On the first day of school at Neosho Junior High School in Missouri, teacher John Wallis placed a rainbow flag in his classroom as a way to make sure LGBTQ students didn’t feel excluded. It was a harmless yet meaningful gesture. While the administration didn’t recommend it when he asked for permission, they didn’t say no either, so Wallis figured he was safe. He even said later that several students thanked him for doing that because they “wouldn’t know where else to go.”

Days later, administrators at the school demanded that he take down the flag for reasons that just scream right-wing religious propaganda.
… on Aug. 26, Wallis said, he was called into a meeting with administrators, who told him that a parent had called and expressed concern that Wallis “would potentially teach their child to be gay.”
How would a flag make a kid gay? I have no clue. You could go to a gay bar after taking part in a Pride Parade in San Francisco and it wouldn’t change your sexual orientation one iota. But when you’re indoctrinated with conservative bigotry, catching the gay is seen as a real threat while catching COVID is not.
The administration should’ve hung up on that parent. Or maybe told that person to enroll in kindergarten because it was apparent they never learned anything growing up… but instead, the officials sided with the bigot.
During the meeting Aug. 26, the administrators told him to remove the signs and the flag, which Wallis said one of the administrators compared to the Confederate flag.
“I was told that in the classroom I have to be middle-of-the-road on political issues, and I said: ‘That’s OK. This is not a political issue,’” Wallis said. “I said, ‘This is a human rights issue.’ And then I was told I have to be middle-of-the-road on human rights. There’s no middle road on human rights.”
Wallis is absolutely right. There aren’t two reasonable sides here. There’s a side that says children are welcome and accepted in the classroom… and another that wants LGBTQ kids to hate themselves. You would think educators would all be firmly in the first camp, but that’s not the case in this Missouri school.
Superintendent Jim Cummins later told Wallis that parents complained he was “pushing an agenda in the classroom,” which again, makes no sense. This was a flag. There’s no agenda. (What would the agenda even be?
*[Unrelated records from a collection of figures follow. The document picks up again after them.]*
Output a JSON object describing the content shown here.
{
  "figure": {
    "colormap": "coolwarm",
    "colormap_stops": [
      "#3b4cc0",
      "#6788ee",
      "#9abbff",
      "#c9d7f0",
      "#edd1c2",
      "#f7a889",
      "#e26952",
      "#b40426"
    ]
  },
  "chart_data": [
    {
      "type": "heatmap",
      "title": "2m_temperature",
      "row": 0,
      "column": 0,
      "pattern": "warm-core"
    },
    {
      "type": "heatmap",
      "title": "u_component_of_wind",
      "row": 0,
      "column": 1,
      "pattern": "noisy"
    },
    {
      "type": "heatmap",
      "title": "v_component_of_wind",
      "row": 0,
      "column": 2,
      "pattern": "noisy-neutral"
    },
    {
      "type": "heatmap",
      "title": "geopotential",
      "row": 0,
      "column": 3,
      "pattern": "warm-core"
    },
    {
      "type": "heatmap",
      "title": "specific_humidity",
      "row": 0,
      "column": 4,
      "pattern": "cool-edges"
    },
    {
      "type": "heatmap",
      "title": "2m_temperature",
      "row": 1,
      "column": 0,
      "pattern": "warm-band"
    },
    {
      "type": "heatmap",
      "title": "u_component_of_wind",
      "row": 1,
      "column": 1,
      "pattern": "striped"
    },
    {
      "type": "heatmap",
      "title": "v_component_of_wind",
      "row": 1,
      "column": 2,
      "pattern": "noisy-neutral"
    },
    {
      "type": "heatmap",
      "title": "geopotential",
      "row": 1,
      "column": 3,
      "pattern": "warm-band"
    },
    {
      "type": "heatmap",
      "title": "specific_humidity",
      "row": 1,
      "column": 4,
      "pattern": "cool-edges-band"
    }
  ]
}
Respect each other?!) Cummins made Wallis sign a document saying he wouldn’t discuss LGBTQ issues in the classroom — which he wasn’t doing. Reading between the lines, though, Wallis chose to resign. He didn’t want to work in what he rightly called a “hostile work environment.”
Now that everything is officially over, I can share some news;
I am no longer a teacher with Neosho…
1/
— John M. Wallis (He/Him) (@MrJWallis) September 5, 2021
He also noted in a tweet, “There is never a problem when a heterosexual teacher displays pictures of themselves and their spouses in a classroom, but I have a flag and all hell breaks loose.”
The saddest thing is that Wallis grew up in this community. Teaching there, despite the obvious problems in the city, was a way of giving back to the people who made him who he is today. But they found a way to kick him out for daring to let students know they were going to be respected. He’s now planning to move to St. Louis but he likely won’t be teaching again.
NBC News reports that Wallis has “filed a complaint with the Education Department’s Office of Civil Rights alleging that he faced employment discrimination due to his sexual orientation.”
Religion never comes up in NBC’s story, but it’s hard to imagine this whole scenario playing out without the influence of conservative Christianity and the hate it breeds. But thanks to anti-LGBTQ parents and administrators who refused to stand up for a teacher who actually cared, students at Neosho will be spending the school year knowing that being LGBTQ — and talking about it the same way straight kids talk about crushes, dating, and dances — will create problems for them.
What an awful thing to teach kids who are already struggling with so much.